会員向けクルマ
biz

INFORMATIONクルマの情報館

自動車産業インフォメーション

2023年3月02日

日本自動車輸入組合 試乗会、電動車で国内参入の中韓メーカーが存在感

日本自動車輸入組合(JAIA、上野金太郎理事長)が報道関係者向けに実施した輸入車の試乗会では、電気自動車(EV)が試乗車の約4割を占めるなど電動車に注目が集まった。今回は特に、電動車の国内販売を本格開始した中韓メーカーのEVが存在感を出していた。日本市場へのEV投入で先行する欧米勢も幅広いラインアップをアピール。一方、高出力エンジンを搭載したスポーツカーも人気で、内燃機関車の根強いニーズも裏付けた格好だ。

今回の試乗会には、インポーター各社から総勢60台強の最新モデルなどが集結した。大半を占めるEVなどの電動車に対応し、会場には10基の充電スタンドも設けられた。

試乗会の中心となったEVの中でも、多くのメディアが注目したモデルの一つが中韓メーカーのEVだった。このうち、韓国のヒョンデ「アイオニック5」は、日本カー・オブ・ザ・イヤー実行委員会が選出する2022年の「インポート・カー・オブ・ザ・イヤー」を獲得するなど評価も高い。車体は比較的大柄だが、実際に乗ると大きさは気にならず、モーターならではの力強い加速を楽しめた。車内も広く、後部座席の足元の空間も余裕があった。前席は背もたれを倒すと、座席下部からふくらはぎを支えるレッグレストも出てくる。車内で快適に仮眠をとれる設計になっていた。

1月に発売したばかりの中国・比亜迪(BYD)のEV「アット3」。ミドルサイズのSUVで、アクセルを踏み込んだ際のモーター音がやや大きく聞こえたものの、加速自体はスムーズだった。運転感覚は日本車との近さも感じた。話しかけることで車が応答する音声認識機能は、窓の開閉などの指示に反応した。しかし、ラジオのチャンネル変更はできず、担当者によると今後のアップデートで対応していくという。

フィアットブランドのEV「500e」は今回、「オープン」仕様を試乗。折り畳み式のサンルーフを搭載したモデルで、女性にも人気があるかわいらしいデザインとマッチしていた。ただ、運転時にはAセグメント車とは思えないほどの力強い加速で、EVらしさを実感できる。一方、足回りについてはやや心もとなく感じる場面もあった。

また、スポーツモデルではいまだ内燃機関車の人気が衰えていない。ポルシェの高性能モデル「911GT3」は後部に搭載された水平対向エンジンから、背中に独特の振動が伝わる。アクセルを踏み込むと、体がシートに押し付けられるほどの力で加速。瞬時に最大トルクを発生するEVとは異なる加速感ではあるものの、内燃機関の良さも改めて確認できた。

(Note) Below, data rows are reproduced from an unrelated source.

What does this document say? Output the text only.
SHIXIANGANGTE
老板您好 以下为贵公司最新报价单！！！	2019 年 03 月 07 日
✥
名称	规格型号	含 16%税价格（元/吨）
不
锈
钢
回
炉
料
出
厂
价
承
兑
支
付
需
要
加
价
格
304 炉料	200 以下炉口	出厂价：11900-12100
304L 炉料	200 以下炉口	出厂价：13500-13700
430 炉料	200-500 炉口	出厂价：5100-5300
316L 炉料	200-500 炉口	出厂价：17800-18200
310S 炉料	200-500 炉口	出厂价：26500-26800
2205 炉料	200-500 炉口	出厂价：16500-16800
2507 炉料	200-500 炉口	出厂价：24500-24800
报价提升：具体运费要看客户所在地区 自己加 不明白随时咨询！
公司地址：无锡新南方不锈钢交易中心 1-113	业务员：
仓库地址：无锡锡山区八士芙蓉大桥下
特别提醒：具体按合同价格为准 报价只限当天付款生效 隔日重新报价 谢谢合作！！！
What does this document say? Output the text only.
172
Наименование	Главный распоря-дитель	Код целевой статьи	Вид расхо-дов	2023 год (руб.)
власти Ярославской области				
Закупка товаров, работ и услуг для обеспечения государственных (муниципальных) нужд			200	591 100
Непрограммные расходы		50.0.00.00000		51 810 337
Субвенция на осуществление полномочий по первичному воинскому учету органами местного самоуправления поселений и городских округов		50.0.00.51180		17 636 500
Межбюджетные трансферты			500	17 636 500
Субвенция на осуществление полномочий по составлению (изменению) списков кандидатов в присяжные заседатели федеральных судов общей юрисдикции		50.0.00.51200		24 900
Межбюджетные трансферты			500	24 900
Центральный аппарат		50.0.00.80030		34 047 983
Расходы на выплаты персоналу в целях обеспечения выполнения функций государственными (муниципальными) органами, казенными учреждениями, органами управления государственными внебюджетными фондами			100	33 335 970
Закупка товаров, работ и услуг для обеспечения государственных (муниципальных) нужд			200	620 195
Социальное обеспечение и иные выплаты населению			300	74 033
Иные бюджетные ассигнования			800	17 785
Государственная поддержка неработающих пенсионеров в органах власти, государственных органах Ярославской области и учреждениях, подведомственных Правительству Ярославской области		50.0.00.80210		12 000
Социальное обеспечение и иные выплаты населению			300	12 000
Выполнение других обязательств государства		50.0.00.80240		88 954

また、サスペンションも、試乗コースの自動車専用道の継ぎ目がしっかりと分かるほど固めに設定。ステアリングの動きにタイヤが的確に反応し、そのままサーキットを走れる性能の高さを実感した。

アバルトブランドの「595」も小さなスポーツ車として人気がある。試乗車は手動変速機(MT)仕様で、車を操る楽しさを感じられるモデルだった。マフラーから噴き出す力強いサウンドは、ガソリン車の魅力をアピールしているようだった。

JAIAがまとめた22年の外国メーカー製EVの販売台数は1万4341台で、21年に比べて7割近く増えた。外国メーカー車販売の全体に占める割合も5・9%と、前年実績に比べて2・6㌽も拡大した。国産メーカーを含めた22年のEVの販売台数は5万8813台で、このうち4台に1台が輸入EVとなっている。